Paul Krugman writes in his Times column:
You don't have to be a civil engineer to realize that America needs more and better infrastructure, but the latest "report card" from the American Society of Civil Engineers — with its tally of deficient dams, bridges, and more, and its overall grade of D+ — still makes startling and depressing reading. And right now — with vast numbers of unemployed construction workers and vast amounts of cash sitting idle — would be a great time to rebuild our infrastructure. Yet public investment has actually plunged since the slump began.
Or what about investing in our young? We're cutting back there, too, having laid off hundreds of thousands of schoolteachers and slashed the aid that used to make college affordable for children of less-affluent families.
Yet as Harvard economist Edward Glaeser has written elsewhere (including here in the New York Times), not all infrastructure investment makes sense. In the 1980s, Detroit used federal aid to build a futuristic People Mover, which, as Professor Glaeser puts it, "now glides quietly over essentially empty streets" in a failed city. The civil engineers aren't exactly a neutral party — more construction spending means more work and money for them. And why is it that with all those traffic slowdowns alongside orange "This Project Funded by the Recovery Act" signs, the infrastructure is still supposedly in such bad shape?
As for the supposed teacher layoffs, the graph of local government education employees to which Professor Krugman links shows an enormous climb, from about 2 million in 1960 to about 8 million in 2010, followed by a tiny dip. Did the population of American schoolchildren quadruple during this period? Did educational quality quadruple? Did test scores quadruple? The graph doesn't show any layoffs. The decline in employment in the past year or two may have been the result of voluntary retirements, or of layoffs of local government education employees other than teachers — for example, bureaucrats. And as E.J. McMahon writes, "relative to pupil enrollment, local school employment remains higher than it was in 2000, the peak of the nation's last sustained economic expansion. (Specifically, as of July 2000, there were 130 local government education employees per 1,000 pupils enrolled in the fall of 2000. As of July 2012, local government education employment came to 132 workers per 1,000 pupils in projected fall enrollment.)"

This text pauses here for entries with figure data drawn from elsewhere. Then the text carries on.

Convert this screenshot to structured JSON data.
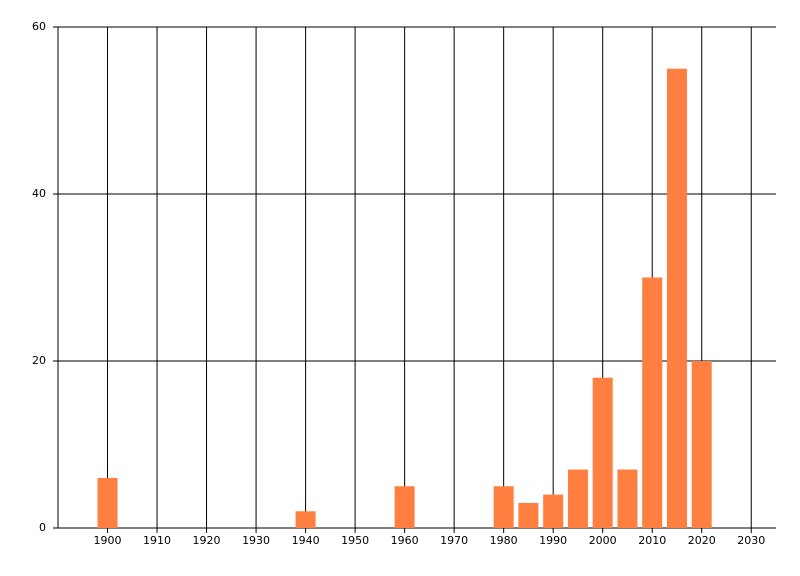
{
  "chart_data": {
    "type": "bar",
    "x": [
      1900,
      1940,
      1960,
      1980,
      1985,
      1990,
      1995,
      2000,
      2005,
      2010,
      2015,
      2020
    ],
    "values": [
      6,
      2,
      5,
      5,
      3,
      4,
      7,
      18,
      7,
      30,
      55,
      20
    ],
    "color": "#ff7f40",
    "xlim": [
      1890,
      2035
    ],
    "xticks": [
      1900,
      1910,
      1920,
      1930,
      1940,
      1950,
      1960,
      1970,
      1980,
      1990,
      2000,
      2010,
      2020,
      2030
    ],
    "ylim": [
      0,
      60
    ],
    "yticks": [
      0,
      20,
      40,
      60
    ],
    "grid": true
  }
}
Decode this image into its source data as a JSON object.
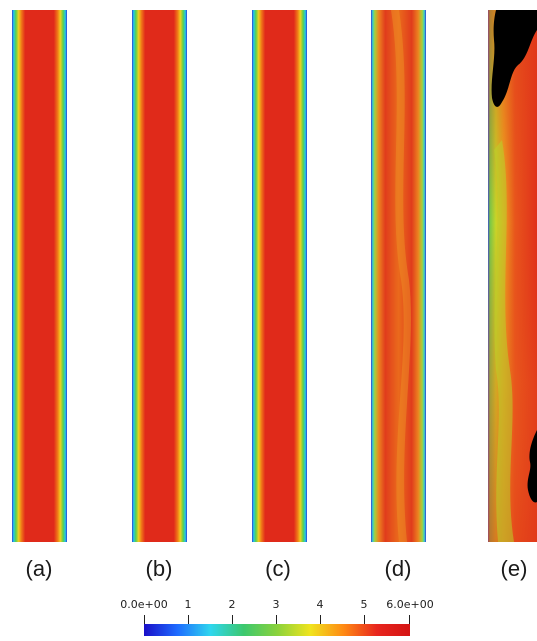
{
  "panels": [
    {
      "label": "(a)",
      "field": "laminar-profile"
    },
    {
      "label": "(b)",
      "field": "laminar-profile"
    },
    {
      "label": "(c)",
      "field": "laminar-profile"
    },
    {
      "label": "(d)",
      "field": "wavy-profile"
    },
    {
      "label": "(e)",
      "field": "turbulent-profile"
    }
  ],
  "colorbar": {
    "min": 0,
    "max": 6,
    "ticks": [
      {
        "value": 0,
        "label": "0.0e+00"
      },
      {
        "value": 1,
        "label": "1"
      },
      {
        "value": 2,
        "label": "2"
      },
      {
        "value": 3,
        "label": "3"
      },
      {
        "value": 4,
        "label": "4"
      },
      {
        "value": 5,
        "label": "5"
      },
      {
        "value": 6,
        "label": "6.0e+00"
      }
    ],
    "colors": [
      "#1a0fc8",
      "#1e6bff",
      "#2fd6ee",
      "#3cc86e",
      "#8ad23c",
      "#f0e41e",
      "#ff8a14",
      "#e8261e",
      "#d41414"
    ]
  }
}
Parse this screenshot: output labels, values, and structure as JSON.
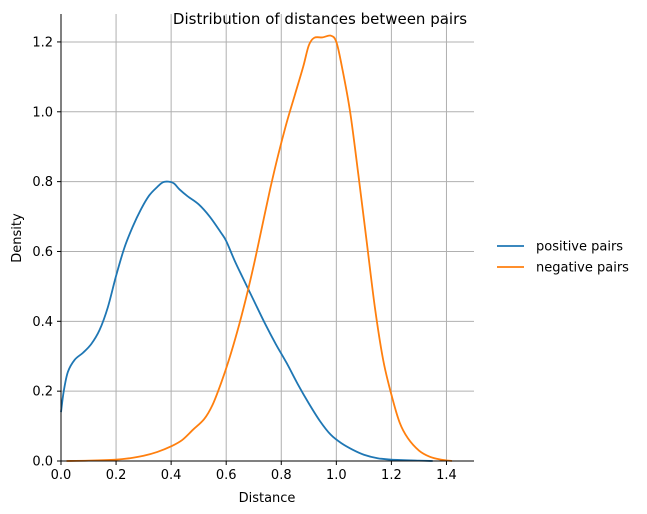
{
  "chart_data": {
    "type": "line",
    "title": "Distribution of distances between pairs",
    "xlabel": "Distance",
    "ylabel": "Density",
    "xlim": [
      0.0,
      1.5
    ],
    "ylim": [
      0.0,
      1.28
    ],
    "x_ticks": [
      "0.0",
      "0.2",
      "0.4",
      "0.6",
      "0.8",
      "1.0",
      "1.2",
      "1.4"
    ],
    "x_tick_values": [
      0.0,
      0.2,
      0.4,
      0.6,
      0.8,
      1.0,
      1.2,
      1.4
    ],
    "y_ticks": [
      "0.0",
      "0.2",
      "0.4",
      "0.6",
      "0.8",
      "1.0",
      "1.2"
    ],
    "y_tick_values": [
      0.0,
      0.2,
      0.4,
      0.6,
      0.8,
      1.0,
      1.2
    ],
    "grid": true,
    "legend_position": "right",
    "series": [
      {
        "name": "positive pairs",
        "color": "#1f77b4",
        "points": [
          [
            0.0,
            0.14
          ],
          [
            0.01,
            0.2
          ],
          [
            0.025,
            0.255
          ],
          [
            0.05,
            0.29
          ],
          [
            0.08,
            0.31
          ],
          [
            0.11,
            0.335
          ],
          [
            0.14,
            0.375
          ],
          [
            0.17,
            0.44
          ],
          [
            0.2,
            0.53
          ],
          [
            0.23,
            0.61
          ],
          [
            0.26,
            0.67
          ],
          [
            0.29,
            0.72
          ],
          [
            0.32,
            0.76
          ],
          [
            0.35,
            0.785
          ],
          [
            0.37,
            0.798
          ],
          [
            0.39,
            0.8
          ],
          [
            0.41,
            0.795
          ],
          [
            0.43,
            0.778
          ],
          [
            0.46,
            0.758
          ],
          [
            0.5,
            0.735
          ],
          [
            0.54,
            0.7
          ],
          [
            0.58,
            0.655
          ],
          [
            0.6,
            0.63
          ],
          [
            0.63,
            0.575
          ],
          [
            0.66,
            0.525
          ],
          [
            0.7,
            0.46
          ],
          [
            0.74,
            0.395
          ],
          [
            0.78,
            0.335
          ],
          [
            0.82,
            0.28
          ],
          [
            0.86,
            0.22
          ],
          [
            0.9,
            0.165
          ],
          [
            0.94,
            0.115
          ],
          [
            0.98,
            0.075
          ],
          [
            1.02,
            0.05
          ],
          [
            1.06,
            0.032
          ],
          [
            1.1,
            0.018
          ],
          [
            1.15,
            0.008
          ],
          [
            1.2,
            0.004
          ],
          [
            1.3,
            0.001
          ],
          [
            1.35,
            0.0
          ]
        ]
      },
      {
        "name": "negative pairs",
        "color": "#ff7f0e",
        "points": [
          [
            0.02,
            0.0
          ],
          [
            0.1,
            0.001
          ],
          [
            0.2,
            0.004
          ],
          [
            0.25,
            0.008
          ],
          [
            0.3,
            0.015
          ],
          [
            0.35,
            0.026
          ],
          [
            0.4,
            0.042
          ],
          [
            0.44,
            0.06
          ],
          [
            0.48,
            0.09
          ],
          [
            0.52,
            0.12
          ],
          [
            0.55,
            0.16
          ],
          [
            0.58,
            0.22
          ],
          [
            0.61,
            0.29
          ],
          [
            0.64,
            0.37
          ],
          [
            0.67,
            0.46
          ],
          [
            0.7,
            0.56
          ],
          [
            0.73,
            0.67
          ],
          [
            0.76,
            0.78
          ],
          [
            0.79,
            0.88
          ],
          [
            0.82,
            0.97
          ],
          [
            0.85,
            1.05
          ],
          [
            0.88,
            1.13
          ],
          [
            0.9,
            1.19
          ],
          [
            0.92,
            1.212
          ],
          [
            0.95,
            1.213
          ],
          [
            0.98,
            1.218
          ],
          [
            1.0,
            1.2
          ],
          [
            1.02,
            1.13
          ],
          [
            1.05,
            1.0
          ],
          [
            1.08,
            0.82
          ],
          [
            1.11,
            0.63
          ],
          [
            1.14,
            0.44
          ],
          [
            1.17,
            0.29
          ],
          [
            1.2,
            0.19
          ],
          [
            1.23,
            0.11
          ],
          [
            1.26,
            0.065
          ],
          [
            1.3,
            0.03
          ],
          [
            1.34,
            0.012
          ],
          [
            1.38,
            0.004
          ],
          [
            1.42,
            0.0
          ]
        ]
      }
    ]
  }
}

As for the supposed slashing of "the aid that used to make college affordable for children of less-affluent families," the real problem in college affordability isn't the result of any cutbacks in aid. In fact, under President Obama spending on Pell Grants reportedly more than doubled, to $40 billion in 2012 from $16 billion in 2008. If anything is making college less affordable, it isn't reductions in aid, but rather the soaring salaries and benefits for professors like Mr. Krugman and his colleagues at Princeton and other elite universities, who, like Mr. Krugman, often busy themselves with outside work (writing for the New York Times) in addition to their jobs educating students at the colleges. On top of that comes the cost of hiring university employees to comply with the ever-growing list of regulations (mandated mental health and contraceptive services, environmental and disabilities) that Professor Krugman's allies on the left heap upon the colleges.